With the fee for service approach, insurers pay medical providers based on the amount of health care services they deliver. With value-based care, insurers pay providers to improve patients’ health. Physicians work with patients on an ongoing basis which reduces the effects and incidence of chronic disease and keeps them healthy.
Most major insurance carriers and government health agencies are moving toward a value-based care system. Aetna expects that 75 percent of their medical payments will be for value-based care by 2020. The U.S. Department of Health and Human Services also is dedicated to the concept and has plans to move 50 percent of traditional Medicare payments to value based payment models between now and 2019.
The goal of value-based care is to improve the quality of care and reduce health care costs across the board by coordinating efforts between different health providers. According to the United Nations World Health Organization, life expectancy in the United States is lower than 30 other countries. Insurers and providers hope that the value-based care approach will improve that situation.

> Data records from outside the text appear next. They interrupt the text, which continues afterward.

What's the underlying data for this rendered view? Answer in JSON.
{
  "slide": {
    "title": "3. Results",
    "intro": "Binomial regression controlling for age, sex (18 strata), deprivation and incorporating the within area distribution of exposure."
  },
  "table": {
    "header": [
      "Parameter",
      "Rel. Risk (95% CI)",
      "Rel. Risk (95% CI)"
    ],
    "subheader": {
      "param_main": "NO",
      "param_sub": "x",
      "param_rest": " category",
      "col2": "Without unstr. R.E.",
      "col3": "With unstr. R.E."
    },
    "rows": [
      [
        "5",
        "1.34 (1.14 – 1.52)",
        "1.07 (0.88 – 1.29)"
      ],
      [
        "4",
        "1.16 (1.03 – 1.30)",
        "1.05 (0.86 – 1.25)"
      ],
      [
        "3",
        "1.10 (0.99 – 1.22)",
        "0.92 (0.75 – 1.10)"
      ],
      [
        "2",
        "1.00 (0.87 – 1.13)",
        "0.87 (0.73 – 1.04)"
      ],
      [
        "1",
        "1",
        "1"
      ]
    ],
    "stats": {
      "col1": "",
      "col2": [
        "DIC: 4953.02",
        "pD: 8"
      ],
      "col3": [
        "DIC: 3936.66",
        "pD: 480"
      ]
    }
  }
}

The benefit of value-based care is that these models focus on helping patients recover from illnesses and injuries more quickly and help clients avoid chronic disease. As a result, patients have fewer doctor’s visits, medical tests and procedures.
There also are challenges with this concept. It’s been more difficult for providers to transition to this model than was expected because providers still must focus on patient care while continuing to focus on improving patient care. Also, the volume of electronic health records and other information that must be shared requires coordination and more time.